Hydrochemical evolution of pore water in riverbed sedimentation zone during riverbank infiltration

Abstract

Abstract The riverbed sedimentation zone is an important zone of hydrochemistry, and the biogeochemical action in this zone has a significant impact on groundwater quality. As the main area where hydrochemistry occurs, studying the law of hydrochemical evolution within 1 m below the riverbed is of great significance for understanding the migration and removal of river pollutants. In this study, a combination of onsite monitoring and indoor experiments was used to analyze the variation characteristics of the hydrochemical composition of pore water during riverbank infiltration, as well as the main hydrochemical effects and influencing factors.
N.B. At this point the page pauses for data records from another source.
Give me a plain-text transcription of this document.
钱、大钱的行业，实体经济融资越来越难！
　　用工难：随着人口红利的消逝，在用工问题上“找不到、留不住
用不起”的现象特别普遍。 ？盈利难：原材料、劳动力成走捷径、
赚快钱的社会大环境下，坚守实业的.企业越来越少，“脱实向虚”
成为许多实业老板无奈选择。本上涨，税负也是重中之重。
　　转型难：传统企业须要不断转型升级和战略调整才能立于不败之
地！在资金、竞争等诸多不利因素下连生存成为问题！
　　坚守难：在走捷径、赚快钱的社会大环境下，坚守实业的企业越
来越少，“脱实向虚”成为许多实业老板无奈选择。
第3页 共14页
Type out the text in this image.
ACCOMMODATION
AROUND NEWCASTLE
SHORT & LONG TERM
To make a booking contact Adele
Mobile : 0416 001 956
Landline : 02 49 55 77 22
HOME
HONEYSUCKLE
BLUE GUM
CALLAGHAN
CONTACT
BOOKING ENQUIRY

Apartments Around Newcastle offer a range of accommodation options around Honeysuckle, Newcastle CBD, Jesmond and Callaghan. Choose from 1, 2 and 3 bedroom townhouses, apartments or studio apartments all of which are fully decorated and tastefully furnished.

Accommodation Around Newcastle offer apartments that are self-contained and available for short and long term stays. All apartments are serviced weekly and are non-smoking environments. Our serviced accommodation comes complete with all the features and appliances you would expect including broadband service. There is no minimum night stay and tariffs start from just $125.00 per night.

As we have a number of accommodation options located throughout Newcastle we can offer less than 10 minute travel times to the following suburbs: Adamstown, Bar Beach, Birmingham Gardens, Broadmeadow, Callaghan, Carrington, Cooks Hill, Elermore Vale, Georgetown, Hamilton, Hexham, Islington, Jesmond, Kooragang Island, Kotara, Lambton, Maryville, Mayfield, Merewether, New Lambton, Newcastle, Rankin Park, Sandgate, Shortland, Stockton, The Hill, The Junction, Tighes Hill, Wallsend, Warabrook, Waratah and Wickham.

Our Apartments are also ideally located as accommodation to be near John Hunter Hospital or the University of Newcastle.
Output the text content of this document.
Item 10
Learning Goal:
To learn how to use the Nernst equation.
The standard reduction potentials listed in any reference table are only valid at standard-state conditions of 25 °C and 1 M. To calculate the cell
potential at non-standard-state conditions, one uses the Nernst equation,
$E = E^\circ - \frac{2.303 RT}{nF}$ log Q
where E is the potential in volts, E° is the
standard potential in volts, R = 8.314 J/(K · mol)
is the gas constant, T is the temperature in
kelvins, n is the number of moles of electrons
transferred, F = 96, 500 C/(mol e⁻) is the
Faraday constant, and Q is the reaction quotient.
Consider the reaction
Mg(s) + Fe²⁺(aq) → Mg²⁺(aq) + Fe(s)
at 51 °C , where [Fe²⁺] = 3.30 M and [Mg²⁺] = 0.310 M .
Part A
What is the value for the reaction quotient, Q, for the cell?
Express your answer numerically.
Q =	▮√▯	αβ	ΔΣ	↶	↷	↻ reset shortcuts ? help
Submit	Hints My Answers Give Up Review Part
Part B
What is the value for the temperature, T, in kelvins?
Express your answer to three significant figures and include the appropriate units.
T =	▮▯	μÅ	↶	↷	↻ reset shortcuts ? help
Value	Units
The results show that in the process of river water infiltration, a series of redox reactions occur in the riverbed sedimentation zone, and there are differences in different infiltration depths. From 0 to 20 cm below the riverbed, strong respiration and denitrification mainly occurred. Reductive dissolution of manganese minerals mainly occurred from 20 to 60 cm, and reductive dissolution of iron minerals mainly occurred from 60 to 90 cm. River water level, dissolved organic carbon content and microbial activity had varying degrees of influence on these redox effects. The recharge of river water infiltration ensures the exploitation amount of the pumping wells, but it also leads to the increase of some components in groundwater, and the extracted water cannot be directly drunk.